Several components of the AHEI score have been linked to diabetes risk in other populations. Whole grains and fiber were associated with reduced diabetes risk in several cohorts, including African-American women (36–38), a reduction that may be mediated through their favorable association with insulin sensitivity (39,40). Short-term clinical trials in overweight subjects have also shown that consumption of whole grains can lower the fasting insulin level (41) and improve insulin sensitivity (41,42). The AHEI favors low intake of red meat including processed meats, as reflected in awarding points for a high white-to-red meat ratio, which has been linked to a lower risk of diabetes (14,15,29). Moderate alcohol intake may enhance insulin sensitivity (13) and has also been associated with lower diabetes risk in several cohorts (12,13).

In our analysis of change in AHEI score, we do not know when the score changed in each score period we considered (e.g., 1984–1994 for a 10-year change), or how rapidly the change occurred. However, the results of dietary changes over various periods (4, 6–8, and 10–12 years) consistently suggested that more recent diet maybe a stronger predictor for type 2 diabetes than distant diet. Although diabetes is usually diagnosed some time after glucose abnormality, this timing would only have led to an overestimation of the time it takes for dietary changes to have an effect. However, women may respond to detection of mild hyperglycemia by adopting an AHEI-like diet. The cumulatively updated AHEI score used in our analysis would not be affected strongly by any short-term changes in diet that have no effect on diabetes. On the other hand, if the timing of the FFQs did not capture short-term diet improvement that reduced diabetes risk, our results would underestimate the strength of the inverse association between AHEI score and diabetes risk.

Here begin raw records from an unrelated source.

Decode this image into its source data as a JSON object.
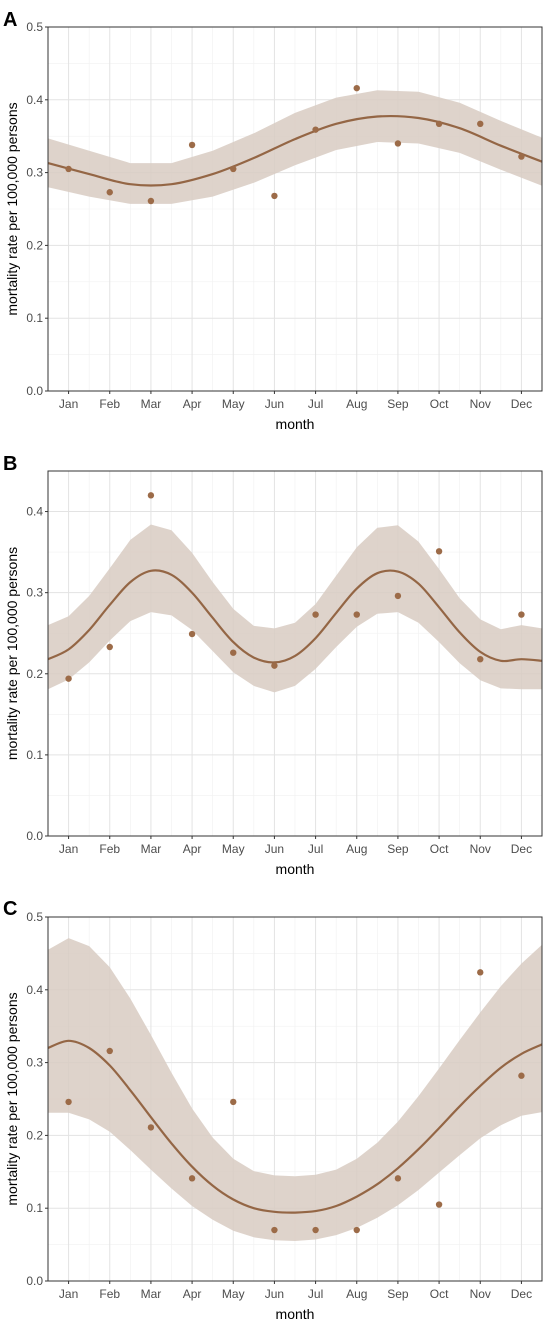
{
  "colors": {
    "point": "#9c6b48",
    "line": "#946645",
    "ribbon": "#d8cbc2"
  },
  "chart_data": [
    {
      "panel": "A",
      "type": "scatter",
      "xlabel": "month",
      "ylabel": "mortality rate per 100,000 persons",
      "categories": [
        "Jan",
        "Feb",
        "Mar",
        "Apr",
        "May",
        "Jun",
        "Jul",
        "Aug",
        "Sep",
        "Oct",
        "Nov",
        "Dec"
      ],
      "ylim": [
        0,
        0.5
      ],
      "yticks": [
        "0.0",
        "0.1",
        "0.2",
        "0.3",
        "0.4",
        "0.5"
      ],
      "grid": true,
      "points": [
        0.305,
        0.273,
        0.261,
        0.338,
        0.305,
        0.268,
        0.359,
        0.416,
        0.34,
        0.367,
        0.367,
        0.322
      ],
      "fit": {
        "x": [
          0.5,
          1.5,
          2.5,
          3.5,
          4.5,
          5.5,
          6.5,
          7.5,
          8.5,
          9.5,
          10.5,
          11.5,
          12.5
        ],
        "y": [
          0.313,
          0.298,
          0.284,
          0.284,
          0.298,
          0.32,
          0.346,
          0.367,
          0.377,
          0.375,
          0.361,
          0.337,
          0.315
        ],
        "lower": [
          0.28,
          0.267,
          0.257,
          0.257,
          0.267,
          0.286,
          0.31,
          0.331,
          0.342,
          0.34,
          0.327,
          0.304,
          0.282
        ],
        "upper": [
          0.347,
          0.33,
          0.313,
          0.313,
          0.33,
          0.354,
          0.382,
          0.403,
          0.413,
          0.411,
          0.396,
          0.371,
          0.348
        ]
      }
    },
    {
      "panel": "B",
      "type": "scatter",
      "xlabel": "month",
      "ylabel": "mortality rate per 100,000 persons",
      "categories": [
        "Jan",
        "Feb",
        "Mar",
        "Apr",
        "May",
        "Jun",
        "Jul",
        "Aug",
        "Sep",
        "Oct",
        "Nov",
        "Dec"
      ],
      "ylim": [
        0,
        0.45
      ],
      "yticks": [
        "0.0",
        "0.1",
        "0.2",
        "0.3",
        "0.4"
      ],
      "grid": true,
      "points": [
        0.194,
        0.233,
        0.42,
        0.249,
        0.226,
        0.21,
        0.273,
        0.273,
        0.296,
        0.351,
        0.218,
        0.273
      ],
      "fit": {
        "x": [
          0.5,
          1.0,
          1.5,
          2.0,
          2.5,
          3.0,
          3.5,
          4.0,
          4.5,
          5.0,
          5.5,
          6.0,
          6.5,
          7.0,
          7.5,
          8.0,
          8.5,
          9.0,
          9.5,
          10.0,
          10.5,
          11.0,
          11.5,
          12.0,
          12.5
        ],
        "y": [
          0.218,
          0.23,
          0.254,
          0.285,
          0.313,
          0.327,
          0.322,
          0.3,
          0.269,
          0.239,
          0.22,
          0.214,
          0.222,
          0.244,
          0.275,
          0.305,
          0.324,
          0.326,
          0.311,
          0.282,
          0.251,
          0.227,
          0.216,
          0.218,
          0.216
        ],
        "lower": [
          0.181,
          0.193,
          0.214,
          0.241,
          0.265,
          0.276,
          0.272,
          0.254,
          0.228,
          0.202,
          0.185,
          0.177,
          0.185,
          0.206,
          0.233,
          0.258,
          0.274,
          0.276,
          0.263,
          0.239,
          0.213,
          0.192,
          0.182,
          0.181,
          0.181
        ],
        "upper": [
          0.26,
          0.271,
          0.296,
          0.33,
          0.365,
          0.384,
          0.377,
          0.349,
          0.313,
          0.28,
          0.259,
          0.256,
          0.263,
          0.286,
          0.321,
          0.356,
          0.38,
          0.383,
          0.363,
          0.329,
          0.293,
          0.267,
          0.255,
          0.26,
          0.256
        ]
      }
    },
    {
      "panel": "C",
      "type": "scatter",
      "xlabel": "month",
      "ylabel": "mortality rate per 100,000 persons",
      "categories": [
        "Jan",
        "Feb",
        "Mar",
        "Apr",
        "May",
        "Jun",
        "Jul",
        "Aug",
        "Sep",
        "Oct",
        "Nov",
        "Dec"
      ],
      "ylim": [
        0,
        0.5
      ],
      "yticks": [
        "0.0",
        "0.1",
        "0.2",
        "0.3",
        "0.4",
        "0.5"
      ],
      "grid": true,
      "points": [
        0.246,
        0.316,
        0.211,
        0.141,
        0.246,
        0.07,
        0.07,
        0.07,
        0.141,
        0.105,
        0.424,
        0.282
      ],
      "fit": {
        "x": [
          0.5,
          1.0,
          1.5,
          2.0,
          2.5,
          3.0,
          3.5,
          4.0,
          4.5,
          5.0,
          5.5,
          6.0,
          6.5,
          7.0,
          7.5,
          8.0,
          8.5,
          9.0,
          9.5,
          10.0,
          10.5,
          11.0,
          11.5,
          12.0,
          12.5
        ],
        "y": [
          0.32,
          0.33,
          0.32,
          0.296,
          0.262,
          0.225,
          0.189,
          0.157,
          0.131,
          0.112,
          0.1,
          0.095,
          0.094,
          0.096,
          0.103,
          0.116,
          0.133,
          0.155,
          0.181,
          0.21,
          0.24,
          0.268,
          0.293,
          0.312,
          0.325
        ],
        "lower": [
          0.231,
          0.231,
          0.222,
          0.205,
          0.18,
          0.153,
          0.127,
          0.103,
          0.084,
          0.069,
          0.06,
          0.056,
          0.055,
          0.057,
          0.063,
          0.073,
          0.087,
          0.104,
          0.125,
          0.149,
          0.173,
          0.196,
          0.214,
          0.227,
          0.232
        ],
        "upper": [
          0.455,
          0.471,
          0.46,
          0.431,
          0.388,
          0.338,
          0.286,
          0.237,
          0.197,
          0.168,
          0.151,
          0.145,
          0.144,
          0.146,
          0.153,
          0.168,
          0.19,
          0.219,
          0.254,
          0.292,
          0.331,
          0.369,
          0.405,
          0.436,
          0.462
        ]
      }
    }
  ]
}
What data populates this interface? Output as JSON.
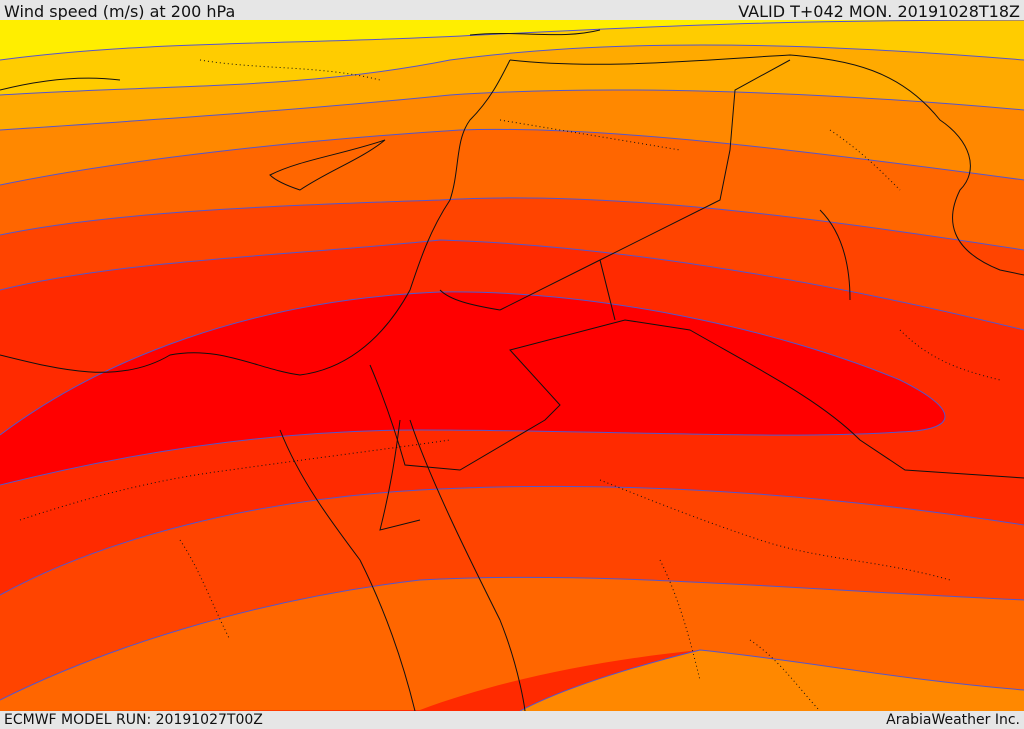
{
  "header": {
    "title": "Wind speed (m/s) at 200 hPa",
    "valid": "VALID T+042 MON. 20191028T18Z"
  },
  "footer": {
    "model_run": "ECMWF MODEL RUN: 20191027T00Z",
    "credit": "ArabiaWeather Inc."
  },
  "colors": {
    "band_1": "#ffee00",
    "band_2": "#ffcc00",
    "band_3": "#ffaa00",
    "band_4": "#ff8800",
    "band_5": "#ff6600",
    "band_6": "#ff4400",
    "band_7": "#ff2a00",
    "band_8": "#ff0000",
    "contour": "#5555cc",
    "border": "#111111"
  }
}
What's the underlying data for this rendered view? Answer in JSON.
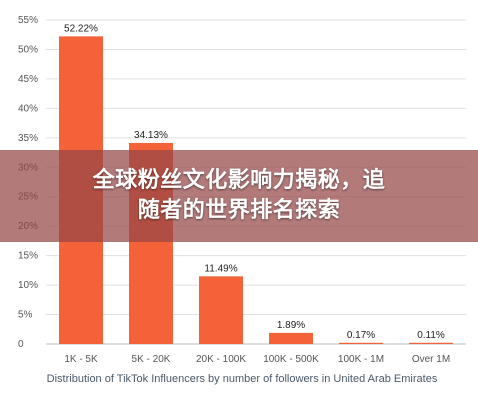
{
  "overlay": {
    "line1": "全球粉丝文化影响力揭秘，追",
    "line2": "随者的世界排名探索"
  },
  "chart_data": {
    "type": "bar",
    "categories": [
      "1K - 5K",
      "5K - 20K",
      "20K - 100K",
      "100K - 500K",
      "100K - 1M",
      "Over 1M"
    ],
    "values": [
      52.22,
      34.13,
      11.49,
      1.89,
      0.17,
      0.11
    ],
    "data_labels": [
      "52.22%",
      "34.13%",
      "11.49%",
      "1.89%",
      "0.17%",
      "0.11%"
    ],
    "xlabel": "Distribution of TikTok Influencers by number of followers in United Arab Emirates",
    "ylabel": "",
    "ylim": [
      0,
      55
    ],
    "yticks": [
      0,
      5,
      10,
      15,
      20,
      25,
      30,
      35,
      40,
      45,
      50,
      55
    ],
    "ytick_labels": [
      "0",
      "5%",
      "10%",
      "15%",
      "20%",
      "25%",
      "30%",
      "35%",
      "40%",
      "45%",
      "50%",
      "55%"
    ],
    "grid": true,
    "bar_color": "#f4623a",
    "grid_color": "#e0e0e0"
  }
}
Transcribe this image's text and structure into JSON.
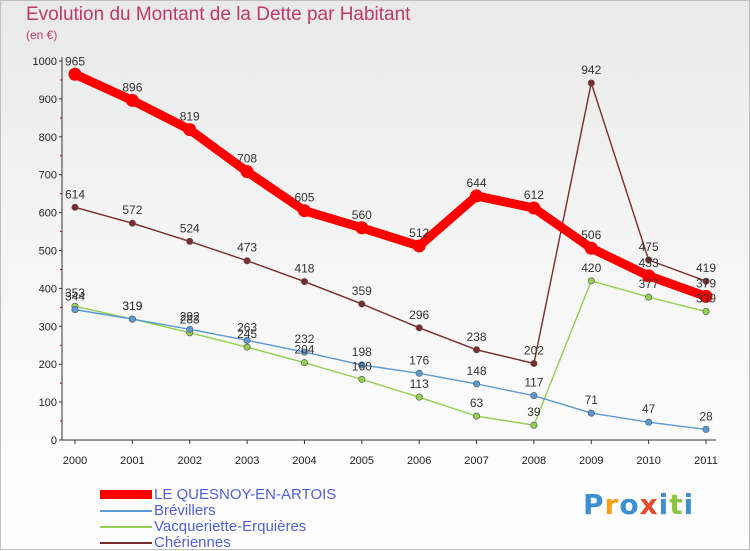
{
  "title": "Evolution du Montant de la Dette par Habitant",
  "unit": "(en €)",
  "logo": "Proxiti",
  "chart_data": {
    "type": "line",
    "title": "Evolution du Montant de la Dette par Habitant",
    "ylabel": "(en €)",
    "xlabel": "",
    "ylim": [
      0,
      1000
    ],
    "yticks": [
      0,
      100,
      200,
      300,
      400,
      500,
      600,
      700,
      800,
      900,
      1000
    ],
    "grid": false,
    "legend_position": "bottom-left",
    "categories": [
      "2000",
      "2001",
      "2002",
      "2003",
      "2004",
      "2005",
      "2006",
      "2007",
      "2008",
      "2009",
      "2010",
      "2011"
    ],
    "series": [
      {
        "name": "LE QUESNOY-EN-ARTOIS",
        "color": "#ff0000",
        "values": [
          965,
          896,
          819,
          708,
          605,
          560,
          512,
          644,
          612,
          506,
          433,
          379
        ]
      },
      {
        "name": "Brévillers",
        "color": "#5b9bd5",
        "values": [
          344,
          319,
          292,
          263,
          232,
          198,
          176,
          148,
          117,
          71,
          47,
          28
        ]
      },
      {
        "name": "Vacqueriette-Erquières",
        "color": "#92d050",
        "values": [
          353,
          319,
          283,
          245,
          204,
          160,
          113,
          63,
          39,
          420,
          377,
          339
        ]
      },
      {
        "name": "Chériennes",
        "color": "#7b2c2c",
        "values": [
          614,
          572,
          524,
          473,
          418,
          359,
          296,
          238,
          202,
          942,
          475,
          419
        ]
      }
    ]
  }
}
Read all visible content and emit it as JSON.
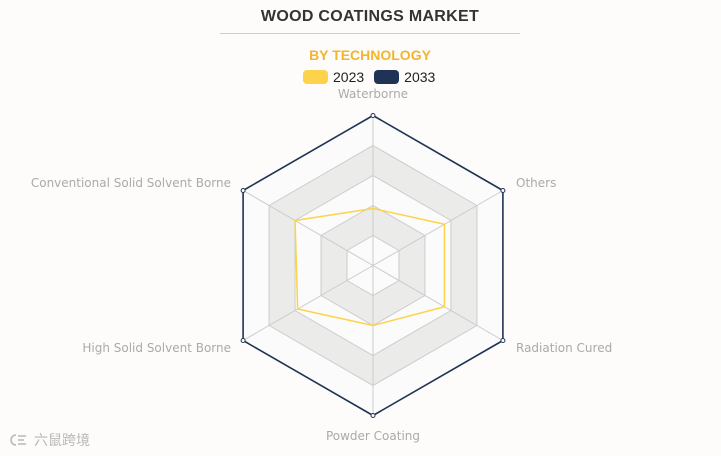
{
  "header": {
    "title": "WOOD COATINGS MARKET",
    "subtitle": "BY TECHNOLOGY"
  },
  "colors": {
    "subtitle": "#f2b530",
    "series_2023": "#fcd34a",
    "series_2033": "#1f3454",
    "split_area_light": "#fbfbfb",
    "split_area_dark": "#ebebea",
    "split_line": "#cccccc",
    "axis_label": "#aaaaaa"
  },
  "watermark": {
    "text": "六鼠跨境"
  },
  "chart_data": {
    "type": "radar",
    "indicators": [
      "Waterborne",
      "Others",
      "Radiation Cured",
      "Powder Coating",
      "High Solid Solvent Borne",
      "Conventional Solid Solvent Borne"
    ],
    "max": 100,
    "split_number": 5,
    "legend_position": "top-center",
    "series": [
      {
        "name": "2023",
        "values": [
          38,
          55,
          55,
          40,
          58,
          60
        ]
      },
      {
        "name": "2033",
        "values": [
          100,
          100,
          100,
          100,
          100,
          100
        ]
      }
    ]
  }
}
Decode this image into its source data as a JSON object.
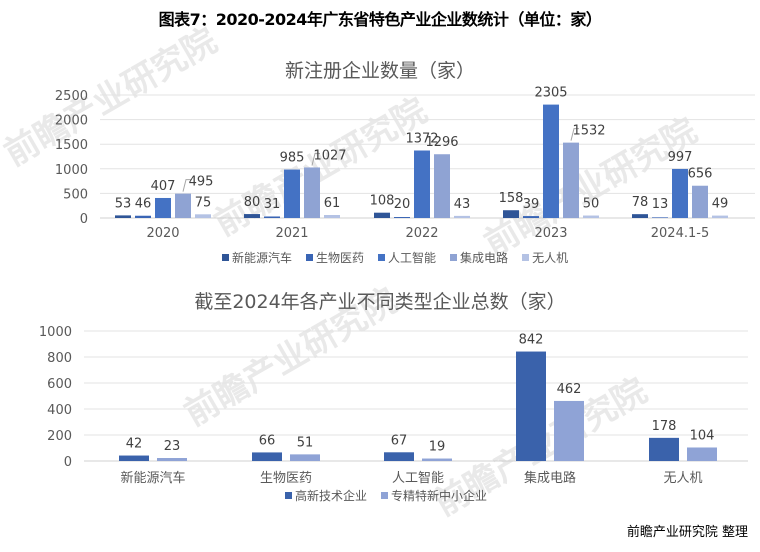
{
  "title": "图表7：2020-2024年广东省特色产业企业数统计（单位：家）",
  "source": "前瞻产业研究院 整理",
  "watermark": "前瞻产业研究院",
  "chart_data": [
    {
      "type": "bar",
      "title": "新注册企业数量（家）",
      "categories": [
        "2020",
        "2021",
        "2022",
        "2023",
        "2024.1-5"
      ],
      "series": [
        {
          "name": "新能源汽车",
          "color": "#2f5597",
          "values": [
            53,
            80,
            108,
            158,
            78
          ]
        },
        {
          "name": "生物医药",
          "color": "#3a65b5",
          "values": [
            46,
            31,
            20,
            39,
            13
          ]
        },
        {
          "name": "人工智能",
          "color": "#4472c4",
          "values": [
            407,
            985,
            1372,
            2305,
            997
          ]
        },
        {
          "name": "集成电路",
          "color": "#8fa3d3",
          "values": [
            495,
            1027,
            1296,
            1532,
            656
          ]
        },
        {
          "name": "无人机",
          "color": "#b4c2e4",
          "values": [
            75,
            61,
            43,
            50,
            49
          ]
        }
      ],
      "yticks": [
        0,
        500,
        1000,
        1500,
        2000,
        2500
      ],
      "ylim": [
        0,
        2500
      ],
      "xlabel": "",
      "ylabel": "",
      "grid": true,
      "legend_position": "bottom"
    },
    {
      "type": "bar",
      "title": "截至2024年各产业不同类型企业总数（家）",
      "categories": [
        "新能源汽车",
        "生物医药",
        "人工智能",
        "集成电路",
        "无人机"
      ],
      "series": [
        {
          "name": "高新技术企业",
          "color": "#3a62ab",
          "values": [
            42,
            66,
            67,
            842,
            178
          ]
        },
        {
          "name": "专精特新中小企业",
          "color": "#8fa3d6",
          "values": [
            23,
            51,
            19,
            462,
            104
          ]
        }
      ],
      "yticks": [
        0,
        200,
        400,
        600,
        800,
        1000
      ],
      "ylim": [
        0,
        1000
      ],
      "xlabel": "",
      "ylabel": "",
      "grid": true,
      "legend_position": "bottom"
    }
  ]
}
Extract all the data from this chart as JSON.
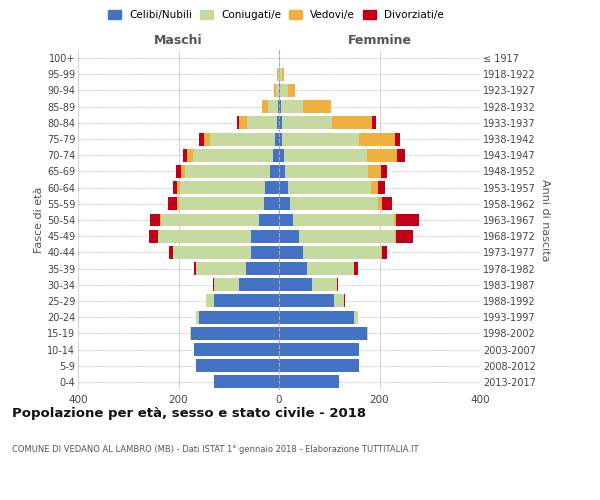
{
  "age_groups": [
    "0-4",
    "5-9",
    "10-14",
    "15-19",
    "20-24",
    "25-29",
    "30-34",
    "35-39",
    "40-44",
    "45-49",
    "50-54",
    "55-59",
    "60-64",
    "65-69",
    "70-74",
    "75-79",
    "80-84",
    "85-89",
    "90-94",
    "95-99",
    "100+"
  ],
  "birth_years": [
    "2013-2017",
    "2008-2012",
    "2003-2007",
    "1998-2002",
    "1993-1997",
    "1988-1992",
    "1983-1987",
    "1978-1982",
    "1973-1977",
    "1968-1972",
    "1963-1967",
    "1958-1962",
    "1953-1957",
    "1948-1952",
    "1943-1947",
    "1938-1942",
    "1933-1937",
    "1928-1932",
    "1923-1927",
    "1918-1922",
    "≤ 1917"
  ],
  "colors": {
    "celibe": "#4472c4",
    "coniugato": "#c5d9a0",
    "vedovo": "#f0b040",
    "divorziato": "#c0001a"
  },
  "maschi": {
    "celibe": [
      130,
      165,
      170,
      175,
      160,
      130,
      80,
      65,
      55,
      55,
      40,
      30,
      28,
      18,
      12,
      8,
      4,
      2,
      0,
      0,
      0
    ],
    "coniugato": [
      0,
      0,
      0,
      2,
      5,
      15,
      50,
      100,
      155,
      185,
      195,
      170,
      170,
      170,
      160,
      130,
      60,
      20,
      5,
      2,
      0
    ],
    "vedovo": [
      0,
      0,
      0,
      0,
      0,
      0,
      0,
      0,
      0,
      1,
      2,
      2,
      4,
      8,
      12,
      12,
      15,
      12,
      5,
      2,
      0
    ],
    "divorziato": [
      0,
      0,
      0,
      0,
      0,
      0,
      2,
      5,
      8,
      18,
      20,
      18,
      8,
      8,
      8,
      10,
      5,
      0,
      0,
      0,
      0
    ]
  },
  "femmine": {
    "nubile": [
      120,
      160,
      160,
      175,
      150,
      110,
      65,
      55,
      48,
      40,
      28,
      22,
      18,
      12,
      10,
      5,
      5,
      3,
      2,
      0,
      0
    ],
    "coniugata": [
      0,
      0,
      0,
      3,
      8,
      20,
      50,
      95,
      155,
      190,
      200,
      175,
      165,
      165,
      165,
      155,
      100,
      45,
      15,
      5,
      0
    ],
    "vedova": [
      0,
      0,
      0,
      0,
      0,
      0,
      0,
      0,
      2,
      2,
      5,
      8,
      15,
      25,
      60,
      70,
      80,
      55,
      15,
      5,
      0
    ],
    "divorziata": [
      0,
      0,
      0,
      0,
      0,
      2,
      2,
      8,
      10,
      35,
      45,
      20,
      12,
      12,
      15,
      10,
      8,
      0,
      0,
      0,
      0
    ]
  },
  "title": "Popolazione per età, sesso e stato civile - 2018",
  "subtitle": "COMUNE DI VEDANO AL LAMBRO (MB) - Dati ISTAT 1° gennaio 2018 - Elaborazione TUTTITALIA.IT",
  "ylabel_left": "Fasce di età",
  "ylabel_right": "Anni di nascita",
  "xlabel_left": "Maschi",
  "xlabel_right": "Femmine",
  "xlim": 400,
  "bg_color": "#ffffff",
  "grid_color": "#cccccc",
  "bar_height": 0.8
}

The association between AHEI score and type 2 diabetes was slightly weaker after additional adjustment for waist-to-hip ratio. This is probably due to the analytic sample being a subset of the entire cohort and residual confounding by abdominal obesity that is reflected by waist-to-hip ratio. Nevertheless, a clear inverse association remained. On the other hand, the prospective design of this study renders recall bias unlikely. Because of the study participants’ ready access to health care, under-reporting of diabetes is expected to be less than that in the general population. The long follow-up and multiple dietary measurements allowed us to evaluate temporality of dietary influence during adult life by exploring different durations of latency and change in diet. We used repeated measurements of various potential confounders and statistically controlled for BMI and waist-to-hip ratio. Women with a high AHEI score tended to have other healthy lifestyle habits that may reduce the risk of diabetes. We have adjusted for the major diabetes risk factors in detail. However, it is conceivable that there are other confounders that we did not completely account for, and this may have led us to overestimate the strength of the association. The AHEI was not developed specifically for diabetes prevention; therefore, a dietary pattern may exist that is more strongly associated with the prevention of type 2 diabetes. However, promotion of a dietary pattern that can contribute to the prevention of various major diseases may be preferable for public health efforts.

In summary, a higher AHEI score, independent of adiposity, was associated with a lower risk of type 2 diabetes in women. The AHEI may be a useful tool in both clinical and public health settings for providing dietary advice for the prevention of diabetes in addition to other chronic diseases (18,19). In addition, our findings suggest that dietary change may have an impact on diabetes risk even within a few years.

This study was funded by National Institutes of Health Grants HL60712, DK58845, and CA87969.